Premier volume d’une tétralogie qui se déroule pendant les Trente Glorieuses, période de très forte croissance économique que connut la grande majorité des pays occidentaux au sortir de la Deuxième Guerre mondiale, soit de 1945 à 1975. C’est au cœur d’un monde encore écorché, qui se relève progressivement, que s’affrontent visions traditionnelles et désirs de modernité.
Non content d’explorer cette période charnière du 20e siècle, Pierre Lemaître (la trilogie Les enfants du désastre) inscrit également l’action au sein de trois cultures fort différentes, celle du Liban, de l’Indochine (actuel Vietnam, Cambodge et Laos) et de la France.

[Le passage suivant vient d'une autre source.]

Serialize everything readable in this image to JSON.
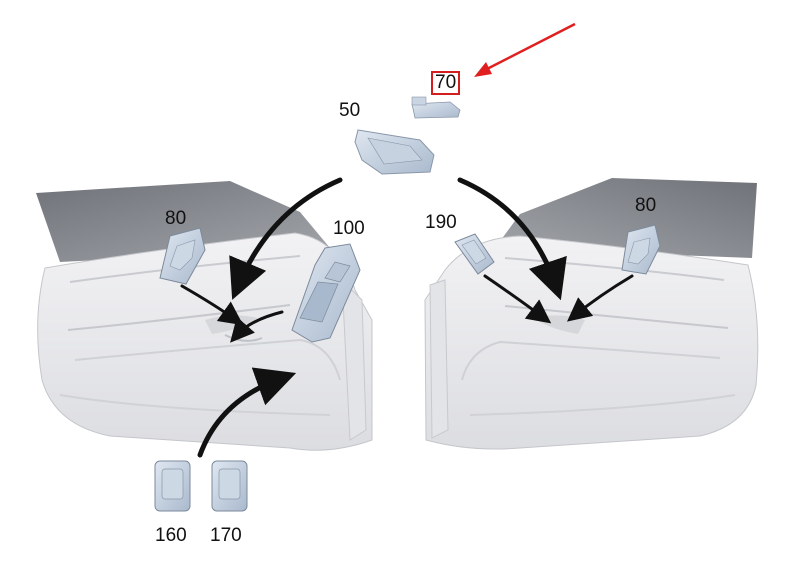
{
  "callouts": {
    "part_70": "70",
    "part_50": "50",
    "part_80_left": "80",
    "part_100": "100",
    "part_190": "190",
    "part_80_right": "80",
    "part_160": "160",
    "part_170": "170"
  },
  "highlight": {
    "target": "70",
    "color": "#d41d1d"
  },
  "colors": {
    "door_panel": "#ececef",
    "window_glass": "#8a8d92",
    "switch_part": "#b9c8da",
    "arrow": "#111111",
    "pointer_arrow": "#e02020"
  }
}
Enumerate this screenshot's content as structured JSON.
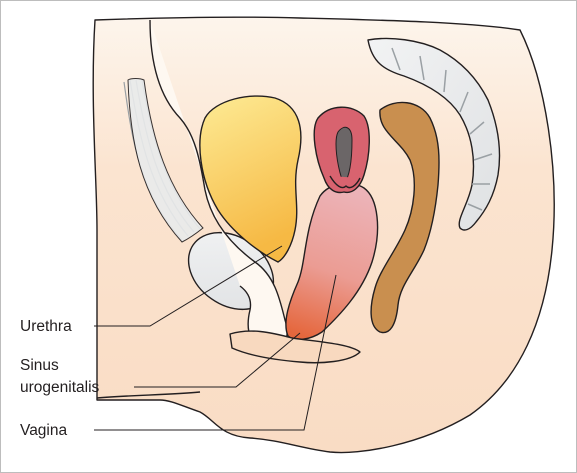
{
  "labels": {
    "urethra": "Urethra",
    "sinus_line1": "Sinus",
    "sinus_line2": "urogenitalis",
    "vagina": "Vagina"
  },
  "colors": {
    "skin": "#fbe3cf",
    "skin_light": "#fdf3ea",
    "bladder_top": "#fde98e",
    "bladder_bottom": "#f7bf4a",
    "uterus": "#d8636f",
    "uterus_inner": "#6b6667",
    "rectum": "#c98f4f",
    "bone": "#e6e8ea",
    "vagina_top": "#e7a8b0",
    "vagina_bottom": "#e36d45",
    "line": "#231f20"
  }
}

Inutile de préciser qu’en raison des politiques colonialistes de la France, les relations entre les trois états sont empreintes de grandes tensions.

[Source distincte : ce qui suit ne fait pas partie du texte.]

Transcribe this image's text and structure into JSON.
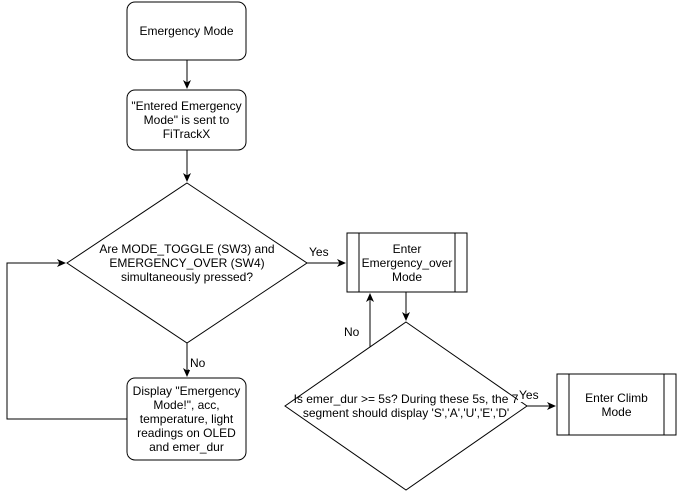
{
  "nodes": {
    "emergency_mode": "Emergency Mode",
    "entered_message": "\"Entered Emergency\nMode\" is sent to\nFiTrackX",
    "decision_toggle": "Are MODE_TOGGLE (SW3) and\nEMERGENCY_OVER (SW4)\nsimultaneously pressed?",
    "display_readings": "Display \"Emergency\nMode!\", acc,\ntemperature, light\nreadings on OLED\nand emer_dur",
    "enter_emergency_over": "Enter\nEmergency_over\nMode",
    "decision_duration": "Is emer_dur >= 5s? During these 5s, the 7\nsegment should display 'S','A','U','E','D'",
    "enter_climb": "Enter Climb\nMode"
  },
  "edges": {
    "yes_to_emergency_over": "Yes",
    "no_to_display": "No",
    "no_back_to_emergency_over": "No",
    "yes_to_climb": "Yes"
  },
  "colors": {
    "stroke": "#000000",
    "fill": "#ffffff",
    "text": "#000000"
  }
}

Le grand monde débute en 1948, à Beyrouth, alors qu’une famille entreprend un pèlerinage annuel
imposé par Louis Pelletier, le patriarche, afin de célébrer la réussite de leur entreprise de fabrication de savon. Inutile de dire que l’événement ne suscite l’enthousiasme ni des enfants ni d’Angèle, son épouse. C’est cependant l’occasion de bien placer la personnalité et les enjeux des membres d’une famille qui représente bien les clivages sociétaux déjà en place. Le père souhaite maintenir l’ordre établi et transmettre au fils ainé les rênes de la savonnerie alors que, d’un même souffle, Angèle n’arrive à concevoir sa place qu’en tant que mère et épouse. Les enfants sont cependant sur le point de quitter le nid familial, ce qui la laisse complètement démunie. Jean, de par son statut d’ainé, se voit prédestiné à de grandes choses, mais se révèle un piètre homme d’affaires. Harponné par Geneviève, une épouse arriviste et délicieusement fourbe, il décide de fuir un univers où il se sent piégé et de s’établir à Paris. Les motifs de cet exil volontaire sont cependant troubles puisque, sous son aspect apathique et soumis, semble croupir une violence à fleur de peau et que des crimes sordides émaillent ses déplacements.

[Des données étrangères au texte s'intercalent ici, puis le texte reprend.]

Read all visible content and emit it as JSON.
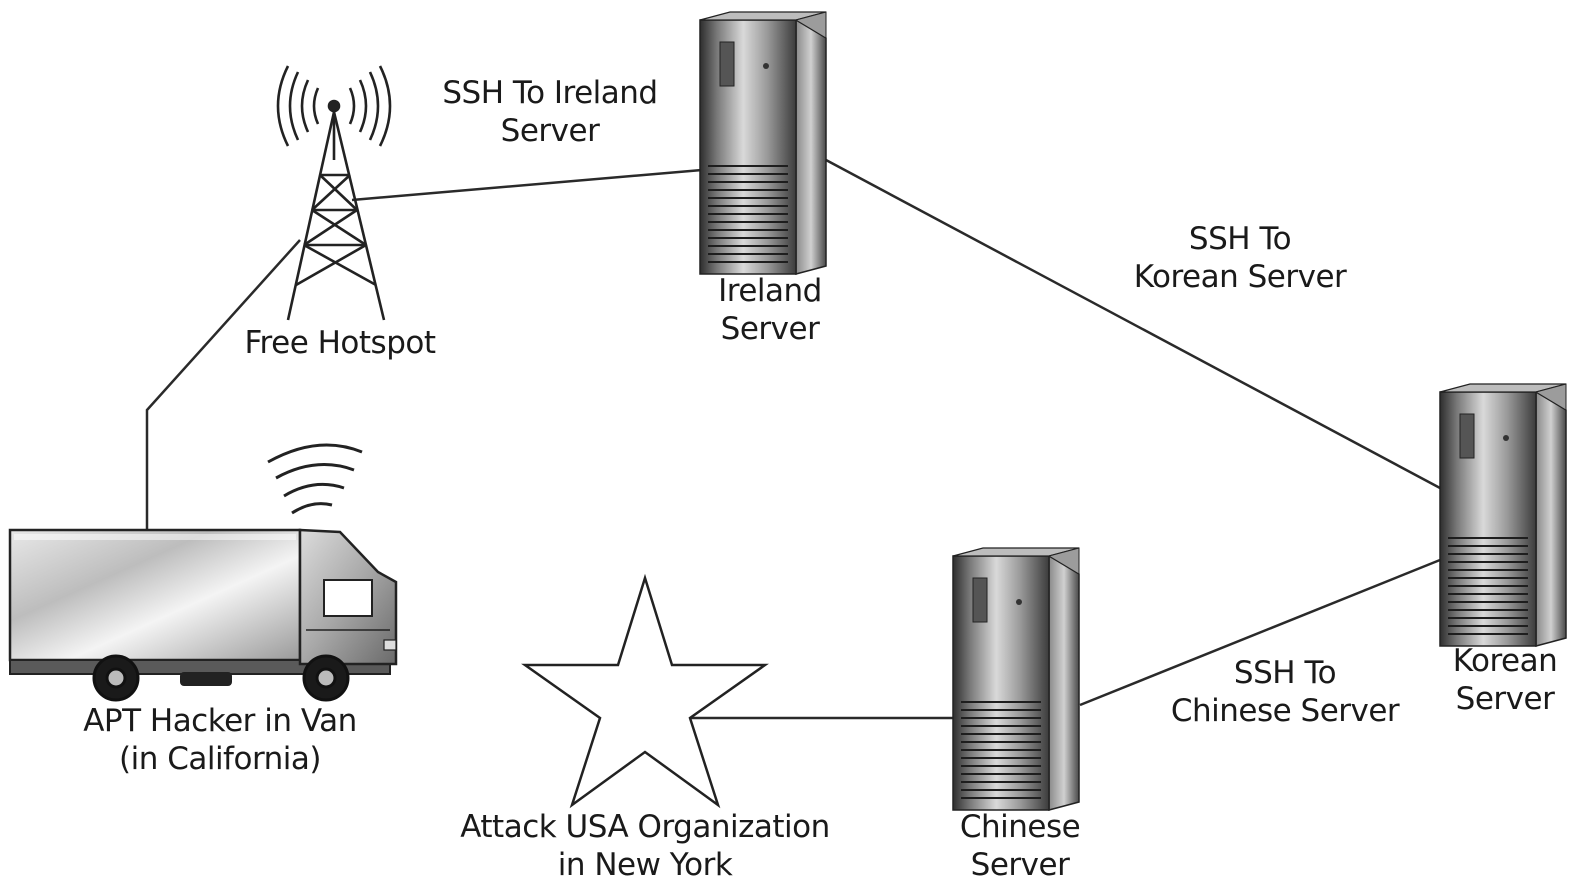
{
  "diagram": {
    "nodes": {
      "hotspot": {
        "label": "Free Hotspot",
        "icon": "radio-tower-icon"
      },
      "van": {
        "label_line1": "APT Hacker in Van",
        "label_line2": "(in California)",
        "icon": "truck-icon"
      },
      "ireland": {
        "label_line1": "Ireland",
        "label_line2": "Server",
        "icon": "server-tower-icon"
      },
      "korea": {
        "label_line1": "Korean",
        "label_line2": "Server",
        "icon": "server-tower-icon"
      },
      "china": {
        "label_line1": "Chinese",
        "label_line2": "Server",
        "icon": "server-tower-icon"
      },
      "target": {
        "label_line1": "Attack USA Organization",
        "label_line2": "in New York",
        "icon": "star-icon"
      }
    },
    "edges": {
      "hotspot_ireland": {
        "label_line1": "SSH To Ireland",
        "label_line2": "Server"
      },
      "ireland_korea": {
        "label_line1": "SSH To",
        "label_line2": "Korean Server"
      },
      "korea_china": {
        "label_line1": "SSH To",
        "label_line2": "Chinese Server"
      }
    },
    "colors": {
      "line": "#2a2a2a",
      "text": "#1a1a1a",
      "metal_light": "#e8e8e8",
      "metal_dark": "#3a3a3a"
    }
  }
}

François se transporte également à Paris afin d’y faire carrière comme journaliste de renom, mais se retrouve bien vite relégué aux faits divers. C’est cependant l’occasion pour lui de se trouver mêler de près à une enquête entourant le meurtre d’une actrice célébrée. Étienne, de son côté, prend le chemin de l’Indochine, accompagné de son chat, afin de joindre l’Agence des monnaies de Saigon, mais surtout d’y retrouver son amant légionnaire. Arrivé sur place, il constate cependant l’absence de ce dernier, capturé par les forces opposées, et doit composer avec une culture dont il ne maîtrise presque rien.
Finalement, seule femme au milieu de cette fratrie, Hélène cherche à échapper à une société sclérosée où père et mère ne voient en elle que l’épouse d’un futur gendre et rêve donc également de s’établir à Paris. Dans l’intervalle et pour passer le temps, elle batifole avec l’un de ses professeurs, mais sans vraiment y croire. Pierre Lemaître lance ainsi une vaste saga où les jeux sociétaux, les conflits de personnalités, les amours contrariées vont se combiner avec une histoire en plein mouvement dont il se fait plaisir à explorer différents éléments, grands et petits. C’est par exemple le cas d’Étienne dont la vie sentimentale, qui doit demeurer clandestine, se voit bousculée par la découverte d’un scandale financier qui secouera la France de l’époque et sera connu sous le nom « d’affaire des piastres ».
Du côté de Jean et de François, le meurtre d’une actrice se révèle un moyen astucieux de faire pénétrer le lecteur au cœur du milieu artistique ainsi que d’un arc narratif au parfum de polar. Pierre Lemaitre n’hésite ainsi pas à mélanger les genres passant allègrement du drame historique, à l’enquête criminelle, aux passions amoureuses ainsi qu’à la critique sociale. Le récit foisonne de personnages, même secondaires, hauts en couleur et d’intrigues parallèles qui s’entrecroisent au cœur d’une trame historique fascinante.
INFOS | Le grand monde / Pierre Lemaitre. Paris : Calman-Lévy, 2022. 587p.